Breaking Changes should start with the word BREAKING CHANGE: with a space or two newlines. The rest of the commit message is then used for this.

Examples

`fix(pencil): stop graphite breaking when too much pressure applied`
`feat(pencil): add 'graphiteWidth' option`

Fix #42
perf(pencil): remove graphiteWidth option`

BREAKING CHANGE: The graphiteWidth option has been removed.

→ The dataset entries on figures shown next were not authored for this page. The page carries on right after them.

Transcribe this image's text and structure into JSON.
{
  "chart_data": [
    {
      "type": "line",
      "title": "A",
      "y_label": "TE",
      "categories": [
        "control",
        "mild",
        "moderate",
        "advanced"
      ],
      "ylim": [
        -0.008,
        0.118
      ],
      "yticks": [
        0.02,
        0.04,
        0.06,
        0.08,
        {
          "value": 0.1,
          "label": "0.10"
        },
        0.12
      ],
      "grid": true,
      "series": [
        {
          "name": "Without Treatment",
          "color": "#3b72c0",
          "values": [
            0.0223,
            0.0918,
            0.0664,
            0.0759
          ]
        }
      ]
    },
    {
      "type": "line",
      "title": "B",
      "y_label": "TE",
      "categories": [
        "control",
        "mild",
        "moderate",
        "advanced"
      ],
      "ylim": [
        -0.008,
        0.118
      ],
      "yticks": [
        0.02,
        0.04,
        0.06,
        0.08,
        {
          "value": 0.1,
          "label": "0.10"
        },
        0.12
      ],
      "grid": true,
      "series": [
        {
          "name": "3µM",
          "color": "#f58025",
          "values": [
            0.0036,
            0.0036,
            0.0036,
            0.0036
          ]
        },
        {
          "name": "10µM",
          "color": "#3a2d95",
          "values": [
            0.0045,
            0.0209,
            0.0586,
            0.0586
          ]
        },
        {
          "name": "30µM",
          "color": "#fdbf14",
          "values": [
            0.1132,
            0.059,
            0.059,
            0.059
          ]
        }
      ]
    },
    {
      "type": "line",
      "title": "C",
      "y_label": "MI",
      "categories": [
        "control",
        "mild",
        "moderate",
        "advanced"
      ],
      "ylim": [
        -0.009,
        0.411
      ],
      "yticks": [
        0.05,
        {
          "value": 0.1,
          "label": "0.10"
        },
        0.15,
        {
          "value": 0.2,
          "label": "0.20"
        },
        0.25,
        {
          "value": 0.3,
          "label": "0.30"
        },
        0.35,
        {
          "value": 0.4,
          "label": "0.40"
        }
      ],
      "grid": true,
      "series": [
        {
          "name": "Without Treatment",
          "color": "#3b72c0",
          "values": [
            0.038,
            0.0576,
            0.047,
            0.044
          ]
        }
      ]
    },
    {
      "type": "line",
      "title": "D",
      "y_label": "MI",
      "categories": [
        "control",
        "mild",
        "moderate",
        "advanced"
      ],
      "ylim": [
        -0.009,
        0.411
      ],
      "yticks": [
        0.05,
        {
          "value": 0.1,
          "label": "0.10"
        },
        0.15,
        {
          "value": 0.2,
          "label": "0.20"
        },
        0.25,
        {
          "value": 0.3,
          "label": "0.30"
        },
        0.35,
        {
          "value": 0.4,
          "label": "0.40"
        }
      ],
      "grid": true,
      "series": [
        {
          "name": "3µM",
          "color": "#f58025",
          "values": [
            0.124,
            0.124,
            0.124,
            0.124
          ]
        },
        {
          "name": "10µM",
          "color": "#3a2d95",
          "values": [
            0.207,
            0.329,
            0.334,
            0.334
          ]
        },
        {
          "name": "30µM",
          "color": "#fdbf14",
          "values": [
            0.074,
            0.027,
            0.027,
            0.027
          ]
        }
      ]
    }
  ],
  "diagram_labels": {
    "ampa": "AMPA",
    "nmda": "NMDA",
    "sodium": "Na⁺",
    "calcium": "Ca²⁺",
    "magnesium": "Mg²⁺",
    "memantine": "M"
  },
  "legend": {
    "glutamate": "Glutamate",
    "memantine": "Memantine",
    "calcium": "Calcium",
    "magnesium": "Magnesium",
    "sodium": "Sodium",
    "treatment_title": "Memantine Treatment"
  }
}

The default graphite width of 10mm is always used for performance reasons.

Working with the code

Set up the workspace

Fork the project, clone your fork, configure the remotes and install the dependencies:

# Clone your fork of the repo into the current directory
$ git clone https://github.com/semantic-release/<repo-name>
# Navigate to the newly cloned directory
$ cd <repo-name>
# Assign the original repo to a remote called "upstream"
$ git remote add upstream https://github.com/semantic-release/<repo-name>
# Install the dependencies
$ npm install

Lint

All the semantic-release repositories use XO for linting and Prettier for formatting. Prettier formatting will be automatically verified and fixed by XO.

Before pushing your code changes make sure there are no linting errors with npm run lint.

Tips:

  • Most linting errors can be automatically fixed with npm run lint --fix.
  • Install the XO plugin for your editor to see linting errors directly in your editor and automatically fix them on save.

Tests

Running the integration test requires you to install Docker on your machine.

All the semantic-release repositories use AVA for writing and running tests.

Before pushing your code changes make sure all tests pass and the coverage is 100%:

$ npm run test

Tips: During development you can:

  • run only a subset of test files with ava <glob>, for example ava test/mytestfile.test.js
  • run in watch mode with ava -w to automatically run a test file when you modify it
  • run only the test you are working on by adding .only to the test definition

Commits

All the semantic-release repositories use Commitizen to help you create valid commit messages.

After staging your changes with git add, run npm run cm to start the interactive commit message CLI.